In January of this year, one of President Trump’s first acts upon returning to office was to rescind the long-standing policy that protected “sensitive locations” like schools, hospitals and places of worship from ICE enforcement.
For decades, through Republican and Democratic administrations, some version of this nonenforcement policy has been in place. Now, federal agents have free rein to make arrests in places where people are most vulnerable and where trust is essential.
Recently, two of the country’s largest teachers’ unions joined a lawsuit challenging this policy change. In the meantime, schools across the country, including Portland Public Schools, have spent time and resources developing policies to prepare for the possibility of a raid by federal immigration officials — resources that could otherwise be used to enhance student learning and growth.
Children across Portland now worry that school drop-off could be the last time they see their parent. In classrooms, that anxiety makes it harder to focus on math, reading or writing. Outside of school, parents afraid of arrest may avoid parent-teacher conferences, after-school pickups or even enrollment. The harm is not abstract — it’s real and deeply personal.

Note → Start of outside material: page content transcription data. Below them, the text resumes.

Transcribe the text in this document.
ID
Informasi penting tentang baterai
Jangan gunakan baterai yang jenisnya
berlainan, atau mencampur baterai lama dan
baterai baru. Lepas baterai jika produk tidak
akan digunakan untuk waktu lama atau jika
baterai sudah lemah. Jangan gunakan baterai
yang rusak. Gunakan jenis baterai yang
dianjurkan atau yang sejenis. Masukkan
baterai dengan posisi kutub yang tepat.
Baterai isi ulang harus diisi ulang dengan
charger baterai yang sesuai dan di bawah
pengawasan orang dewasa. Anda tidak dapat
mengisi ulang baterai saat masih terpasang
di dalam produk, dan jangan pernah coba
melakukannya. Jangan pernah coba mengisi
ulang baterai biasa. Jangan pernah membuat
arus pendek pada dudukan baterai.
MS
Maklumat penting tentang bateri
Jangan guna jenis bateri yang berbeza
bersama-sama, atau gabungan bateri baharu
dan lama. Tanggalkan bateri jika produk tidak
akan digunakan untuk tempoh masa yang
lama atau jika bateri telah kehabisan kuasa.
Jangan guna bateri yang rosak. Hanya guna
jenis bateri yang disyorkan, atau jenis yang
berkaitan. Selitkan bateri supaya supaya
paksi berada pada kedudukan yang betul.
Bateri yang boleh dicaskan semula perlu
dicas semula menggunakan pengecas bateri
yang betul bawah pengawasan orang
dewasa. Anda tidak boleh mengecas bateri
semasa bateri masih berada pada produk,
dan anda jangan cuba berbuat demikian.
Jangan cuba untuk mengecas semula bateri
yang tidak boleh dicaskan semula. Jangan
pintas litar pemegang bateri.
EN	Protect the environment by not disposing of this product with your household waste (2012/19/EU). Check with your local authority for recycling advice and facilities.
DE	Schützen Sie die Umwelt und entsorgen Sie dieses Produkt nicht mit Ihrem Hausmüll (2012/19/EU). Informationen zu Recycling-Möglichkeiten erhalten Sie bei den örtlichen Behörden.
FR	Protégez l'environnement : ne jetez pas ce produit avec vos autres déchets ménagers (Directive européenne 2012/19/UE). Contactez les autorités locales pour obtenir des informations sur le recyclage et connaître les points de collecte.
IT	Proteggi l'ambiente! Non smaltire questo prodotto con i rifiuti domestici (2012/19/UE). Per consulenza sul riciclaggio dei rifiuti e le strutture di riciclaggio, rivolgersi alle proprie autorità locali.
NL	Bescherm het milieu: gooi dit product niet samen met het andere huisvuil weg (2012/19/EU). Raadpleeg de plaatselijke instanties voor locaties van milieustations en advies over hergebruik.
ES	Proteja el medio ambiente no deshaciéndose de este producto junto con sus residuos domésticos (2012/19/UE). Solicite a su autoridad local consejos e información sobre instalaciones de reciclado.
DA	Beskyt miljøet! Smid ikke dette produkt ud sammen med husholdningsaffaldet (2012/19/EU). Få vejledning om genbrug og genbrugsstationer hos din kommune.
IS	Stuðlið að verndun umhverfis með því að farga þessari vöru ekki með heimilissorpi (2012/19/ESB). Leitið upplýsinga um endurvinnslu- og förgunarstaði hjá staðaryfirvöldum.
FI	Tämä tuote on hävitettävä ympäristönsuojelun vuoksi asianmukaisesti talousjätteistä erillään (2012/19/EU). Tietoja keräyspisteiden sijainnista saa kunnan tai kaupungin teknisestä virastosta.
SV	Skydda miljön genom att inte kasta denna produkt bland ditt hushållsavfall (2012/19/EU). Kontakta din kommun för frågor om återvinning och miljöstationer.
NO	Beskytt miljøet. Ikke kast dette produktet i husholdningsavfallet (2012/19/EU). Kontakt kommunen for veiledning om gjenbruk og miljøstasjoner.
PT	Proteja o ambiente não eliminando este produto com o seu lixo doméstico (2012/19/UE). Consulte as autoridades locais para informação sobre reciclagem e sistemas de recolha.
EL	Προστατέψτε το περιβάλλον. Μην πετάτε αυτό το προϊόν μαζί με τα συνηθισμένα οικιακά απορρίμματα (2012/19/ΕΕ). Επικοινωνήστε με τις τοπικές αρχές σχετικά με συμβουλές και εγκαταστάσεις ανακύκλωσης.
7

This arrest may be the first of its kind in Maine, but it won’t be the last. With the recent passage of the One Big Beautiful Bill Act, a massive expansion of immigration enforcement is already underway. Without firm protections for schools, we can expect to see more incidents like this in Maine and across the country. Without immediate action from Congress, what happened at Talbot could become the new normal.
As a Portland Public Schools parent, I’m deeply concerned about the trauma that current federal policy inflicts on children, families and educators. There is no reason that this ICE arrest needed to happen in the Talbot School driveway. It did not make our communities safer. It makes them weaker, more divided and more afraid.
As the school year starts up, kids should be faced with the nervous anticipation of getting to know new classrooms and teachers, not the fear of whether they can even make it to class or if their parents will be there when they get home. This is not just an immigration issue. It’s a moral one that should concern everyone, regardless of politics.
Our schools must be safe for every child, every parent, every day. ICE has no place there.